For SMEs struggling to protect themselves with only limited cybersecurity resources, a cyberattack could lead to devastating consequences, including serious disruptions, reputational damage, and huge fines. To avoid these, organisations need to include cyber resilience in their cybersecurity culture.
The term cyber resilience may sound unfamiliar and ambiguous, but it is simply about how people react in the aftermath of an attack. While a well-designed cybersecurity strategy aims to prevent attacks, a cyber resilience strategy aims to soften the impact of attacks by focusing on a few key steps.
The first step is evaluating employees’ cybersecurity awareness. This involves ensuring that they understand cybersecurity and educating them on how certain behavioural changes will better protect their entire team and the organisation.
The second step is setting clear, simple goals. A company’s strategy should state what cybersecurity stands for, why it is essential for employees to participate, and how their behavioural changes will improve the security of the organisation.

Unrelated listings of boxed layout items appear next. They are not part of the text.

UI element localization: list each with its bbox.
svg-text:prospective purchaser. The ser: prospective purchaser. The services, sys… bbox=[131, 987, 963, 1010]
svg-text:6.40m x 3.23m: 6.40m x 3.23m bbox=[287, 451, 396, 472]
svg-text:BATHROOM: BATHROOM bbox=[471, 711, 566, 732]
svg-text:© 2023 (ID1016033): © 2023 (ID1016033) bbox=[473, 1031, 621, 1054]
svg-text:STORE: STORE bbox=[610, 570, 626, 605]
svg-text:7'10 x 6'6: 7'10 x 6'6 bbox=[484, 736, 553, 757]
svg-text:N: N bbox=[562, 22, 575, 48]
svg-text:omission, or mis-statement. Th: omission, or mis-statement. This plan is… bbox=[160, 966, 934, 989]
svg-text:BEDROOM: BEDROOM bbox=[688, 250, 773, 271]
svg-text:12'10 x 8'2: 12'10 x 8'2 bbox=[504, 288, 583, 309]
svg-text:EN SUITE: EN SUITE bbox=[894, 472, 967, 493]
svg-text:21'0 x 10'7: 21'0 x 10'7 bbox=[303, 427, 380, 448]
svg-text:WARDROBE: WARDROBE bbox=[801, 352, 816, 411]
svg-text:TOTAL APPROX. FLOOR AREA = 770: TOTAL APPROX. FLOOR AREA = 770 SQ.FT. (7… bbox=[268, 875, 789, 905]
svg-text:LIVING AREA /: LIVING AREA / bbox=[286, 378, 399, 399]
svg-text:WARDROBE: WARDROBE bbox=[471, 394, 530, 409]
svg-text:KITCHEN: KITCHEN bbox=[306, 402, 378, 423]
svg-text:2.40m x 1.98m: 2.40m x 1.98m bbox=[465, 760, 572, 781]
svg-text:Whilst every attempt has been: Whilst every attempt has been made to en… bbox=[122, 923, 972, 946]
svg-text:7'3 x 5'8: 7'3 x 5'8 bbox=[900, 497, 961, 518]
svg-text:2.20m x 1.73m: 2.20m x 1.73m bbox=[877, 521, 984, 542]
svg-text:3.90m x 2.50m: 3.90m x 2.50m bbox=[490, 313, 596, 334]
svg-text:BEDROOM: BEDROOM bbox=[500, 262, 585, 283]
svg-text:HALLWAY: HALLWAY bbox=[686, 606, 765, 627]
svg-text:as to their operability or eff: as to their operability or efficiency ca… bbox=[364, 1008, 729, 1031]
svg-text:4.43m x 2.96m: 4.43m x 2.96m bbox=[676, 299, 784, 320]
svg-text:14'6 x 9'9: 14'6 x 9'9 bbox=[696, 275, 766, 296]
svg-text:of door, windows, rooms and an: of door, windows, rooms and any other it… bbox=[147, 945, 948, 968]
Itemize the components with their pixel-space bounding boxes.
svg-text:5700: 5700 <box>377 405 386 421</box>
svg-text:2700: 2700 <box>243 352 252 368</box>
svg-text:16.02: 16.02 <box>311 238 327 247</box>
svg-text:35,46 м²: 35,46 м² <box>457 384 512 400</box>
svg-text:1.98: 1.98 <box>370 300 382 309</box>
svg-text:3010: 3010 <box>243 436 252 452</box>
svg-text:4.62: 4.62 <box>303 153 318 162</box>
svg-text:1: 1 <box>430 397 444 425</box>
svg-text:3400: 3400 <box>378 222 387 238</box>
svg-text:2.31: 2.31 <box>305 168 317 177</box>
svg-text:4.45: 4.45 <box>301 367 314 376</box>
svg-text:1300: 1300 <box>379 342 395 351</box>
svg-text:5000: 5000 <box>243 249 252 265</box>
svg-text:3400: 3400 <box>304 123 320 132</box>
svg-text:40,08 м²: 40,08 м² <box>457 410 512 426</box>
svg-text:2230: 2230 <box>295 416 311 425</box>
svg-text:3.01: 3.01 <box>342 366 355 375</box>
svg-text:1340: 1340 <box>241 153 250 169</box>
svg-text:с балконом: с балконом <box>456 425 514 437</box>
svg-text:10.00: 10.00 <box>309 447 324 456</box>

Third, adopting a top-down approach will prove helpful. Leaders should demonstrate strong cybersecurity hygiene and foster an environment where employees feel cybersecurity is everyone’s responsibility. Leaders should also understand the risks specific to them and their industry in order to create apt policies for everyone to follow.
Fourth, it is important to effectively identify, protect, detect, respond, and therefore recover. Building a cyber resilience strategy requires keeping critical resources in mind, creating a detailed incident response plan, monitoring all activities, and making a swift decision on the best course of action during an attack. A major aspect is restoring business functions and affected resources as quickly as possible so that your business can quickly return to normal.
Lastly, cyber resilience is about nurturing relationships and creating fruitful partnerships with peers, public entities, and competitors in order to combat cybercrime more effectively. Polishing hiring and onboarding strategies will ensure that everyone on the team is on the same page when it comes to safe security practices.
Cyber resilience boosts cybersecurity effectiveness
The aim of cyber resilience is to ensure the continuity of business operations with minimal impact. It helps businesses gain confidence in their ability to respond to cyberattacks, maintain trust with stakeholders, absorb the financial, legal, and reputational impacts, then get back to normal. A cyber resilience strategy, much like a cybersecurity strategy, must be revisited and reinforced regularly.
Cyber resilience is a framework that should scale for the industry and focus on the people, processes, and technologies required to ensure resilience across entire value chains. With today’s hybrid work models and changing cloud infrastructures, it is cyber resilience that will keep businesses and their customers secure. Therefore, if companies want to stay one step ahead of cybercriminals and recover faster from damaging attacks, they need to integrate cyber resilience into their business models and promote it amongst employees.